After getting this overview and asking questions of De Monte and Raynai, the visitors then had an opportunity to experience and explore some of the CFC Media Lab’s interactive AR and VR demos onsite, including Made This Way and the following additional demos:

  • Small Wonders: The VR Experience allows audiences to immerse themselves into a prayer bead and explore the intricate carvings, made visible through micro-computer tomography (Micro-CT) and VR.

Student exploring Small Wonders demo

 


  • Impossible Things were commissioned by the Art Gallery of Ontario for their exhibit, ReBlink, which digitally “re-mixes” a curated set of paintings from the collection and offers new modes of engaging with art.
Student experimenting with Impossible Things demo
  • LARGE (Location-based Augmented Reality Gaming Engine) was designed by Albedo Informatics as a platform that allows anyone to create and share rich AR content with just a mobile device.

Student testing out LARGE demo on CFC Campus



Raynai posed an interesting question to the youth, “Is the content you are currently watching on YouTube interesting?”, to which a student shared her recent experience of a YouTube channel testing out VR. She in turn asked Raynai for his opinion on the future of YouTubers and other digital content creators exploring VR technology. Raynai explained that seeing as VR is a growing medium, it is expected that many content creators will explore and expand the potential that VR holds. The youth were very engaged with Raynai's query, “What does a VR film look like?”, noting that a VR film can be anything they want it to be, given the flexibility of the medium, as well as how audiences are able to move within the physical environment and interact with characters and experience the story in a meaningful way.

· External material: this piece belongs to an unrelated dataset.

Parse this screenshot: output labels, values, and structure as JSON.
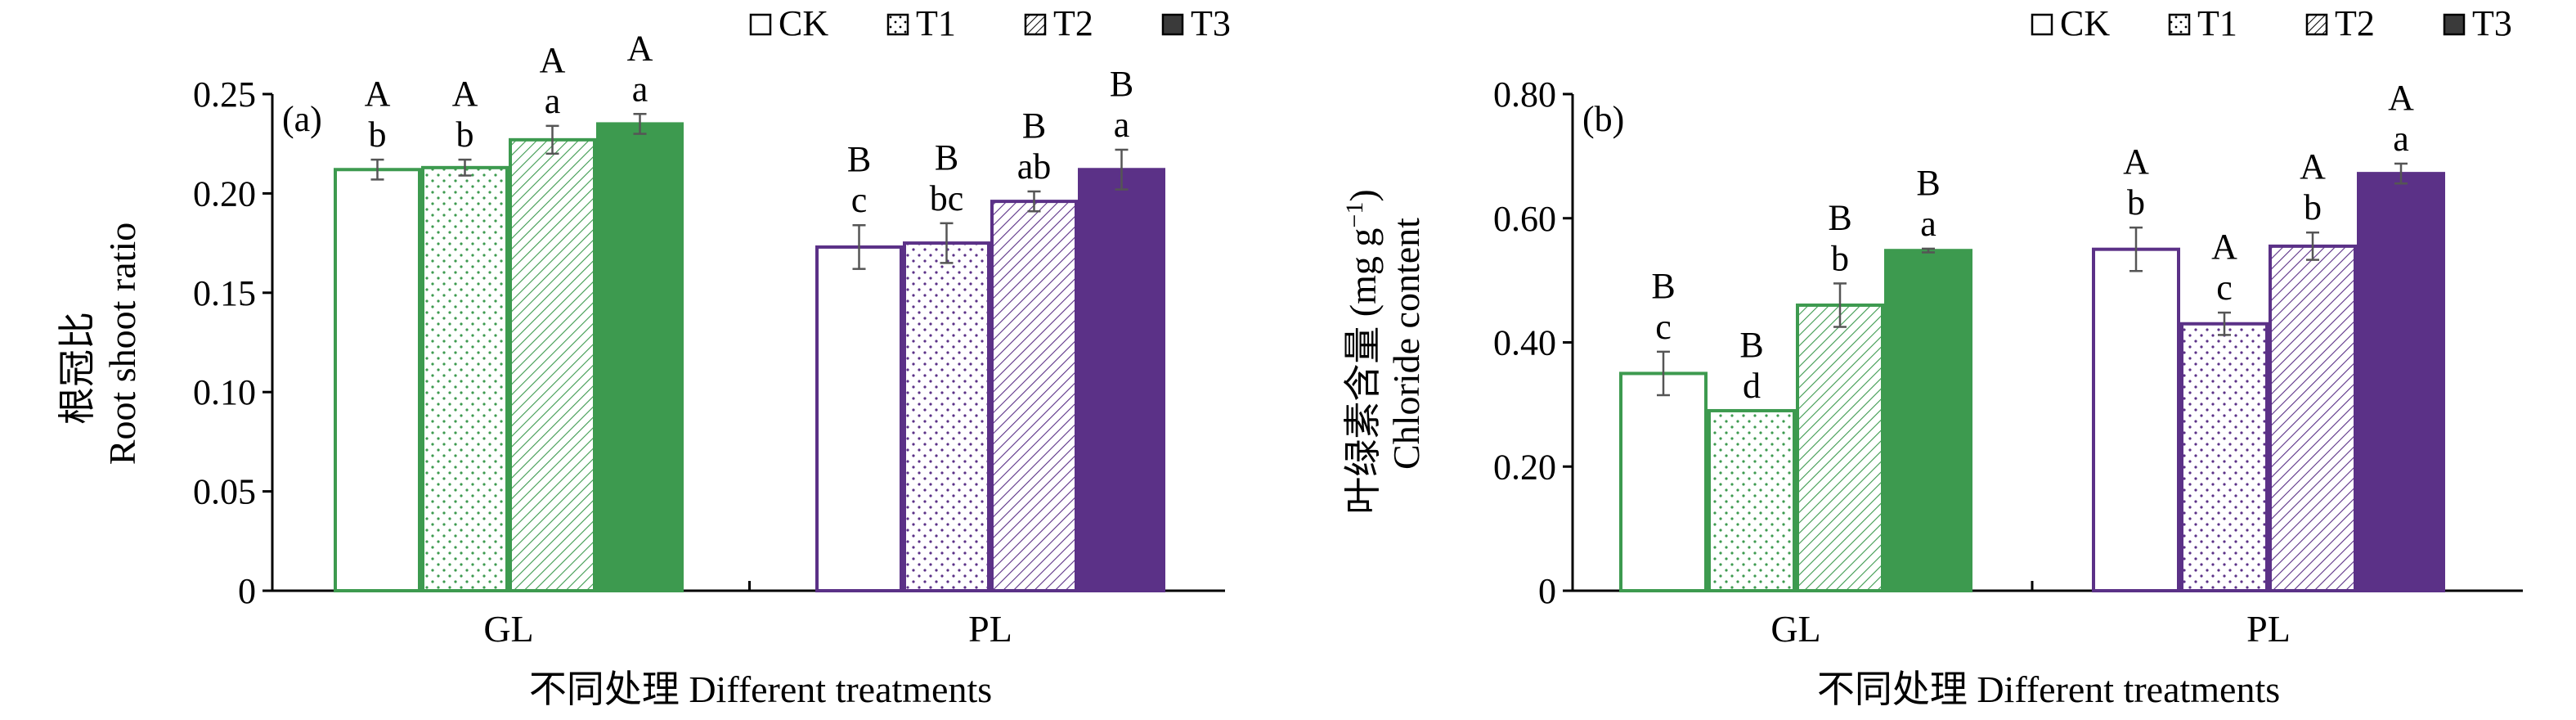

Student experimenting with VR technology

Given the changes VR and AR are making, one recurring question was: “Is this going to change certain jobs?” They asked about editing content, and how VR content is cut differently. Raynai advised them to explore VR as its own medium, and to create their own film language using VR. Because the path, medium and industry are more open and less competitive, there may be more room to break in and find work early in their careers.

We at the CFC are excited to see which paths the youth travel and hope to see them in CFC projects and programs in the future.